Definition: The Gordon Growth Model (GGM) is a valuation model that values a stock by discounting the dividends that are distributed to a firm’s shareholders.

What Does Gordon Growth Model Mean?

What is the definition of Gordon Growth Model? Also known as Gordon Dividend Model, the Gordon Growth Model assumes that a firm is expected to achieve a steady growth, will maintain a stable financial leverage, and will pay out its free cash flows to its shareholders in the form of dividends. This model assumes that the dividend per share grows at a constant rate in perpetuity and therefore, the present value of a firm is calculated based on this assumption.

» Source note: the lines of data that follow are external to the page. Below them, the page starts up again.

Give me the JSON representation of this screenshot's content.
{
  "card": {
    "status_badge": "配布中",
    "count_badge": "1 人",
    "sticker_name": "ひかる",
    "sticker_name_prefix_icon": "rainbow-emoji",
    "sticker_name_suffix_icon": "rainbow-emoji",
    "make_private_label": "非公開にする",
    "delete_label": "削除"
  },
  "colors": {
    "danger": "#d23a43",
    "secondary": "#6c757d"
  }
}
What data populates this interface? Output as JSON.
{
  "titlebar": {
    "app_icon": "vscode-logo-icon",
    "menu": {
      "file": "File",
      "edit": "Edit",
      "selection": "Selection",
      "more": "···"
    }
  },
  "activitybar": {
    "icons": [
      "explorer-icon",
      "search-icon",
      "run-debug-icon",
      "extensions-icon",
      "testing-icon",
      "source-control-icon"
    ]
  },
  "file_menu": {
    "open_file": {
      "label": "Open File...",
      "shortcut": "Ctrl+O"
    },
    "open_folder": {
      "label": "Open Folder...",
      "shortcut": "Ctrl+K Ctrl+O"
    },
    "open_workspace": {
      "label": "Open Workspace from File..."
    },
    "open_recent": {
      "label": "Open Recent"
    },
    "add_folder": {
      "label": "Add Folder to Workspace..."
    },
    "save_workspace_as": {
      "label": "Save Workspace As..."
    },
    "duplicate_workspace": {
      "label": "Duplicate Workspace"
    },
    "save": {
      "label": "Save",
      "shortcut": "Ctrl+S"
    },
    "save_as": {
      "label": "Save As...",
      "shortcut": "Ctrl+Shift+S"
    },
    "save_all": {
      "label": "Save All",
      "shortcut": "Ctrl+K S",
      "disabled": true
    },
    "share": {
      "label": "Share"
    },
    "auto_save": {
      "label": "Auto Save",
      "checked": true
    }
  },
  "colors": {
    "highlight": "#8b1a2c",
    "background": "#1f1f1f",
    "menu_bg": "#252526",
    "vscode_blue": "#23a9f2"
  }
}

To calculate the fair value of a stock using the GGM formula, we need to know:

  • D1 = the expected future value of dividends
  • K = cost of equity, which the required rate of return by investors
  • g = the stable dividend growth rate, in perpetuity

The formula to calculate the fair value of a stock is P = D1 / ( k – g ).

Let’s look at an example.


A technology company has declared a quarterly dividend of $0.85 per share, reaching an annualized dividend of $3.40 for the coming fiscal year. Analyst consensus estimates that the firm will increase its annualized dividend at a constant rate of 4% annually thereafter. The cost of equity for this blue chip technology firm is 12%, and its stock currently trades at $65. Can we use the GGM to calculate the stock’s fair price?

The answer is yes.

P = D1 / ( k – g ) = ( $3.40 x ( 1 + 4% ) ) / ( 0.12 – 0.04 ) = $3.54 / 0.08 = $44.2

According to the GGM, the stock of the technology firm should trade at $44.2. Instead, it trades at $65. This indicates that the stock is overvalued, which means that investor confidence is high for this technology firm, and investors trust their money to it.

Summary Definition

Define Gordon Growth Model: GGM is method that investors use to value a stock based on its dividend distributions.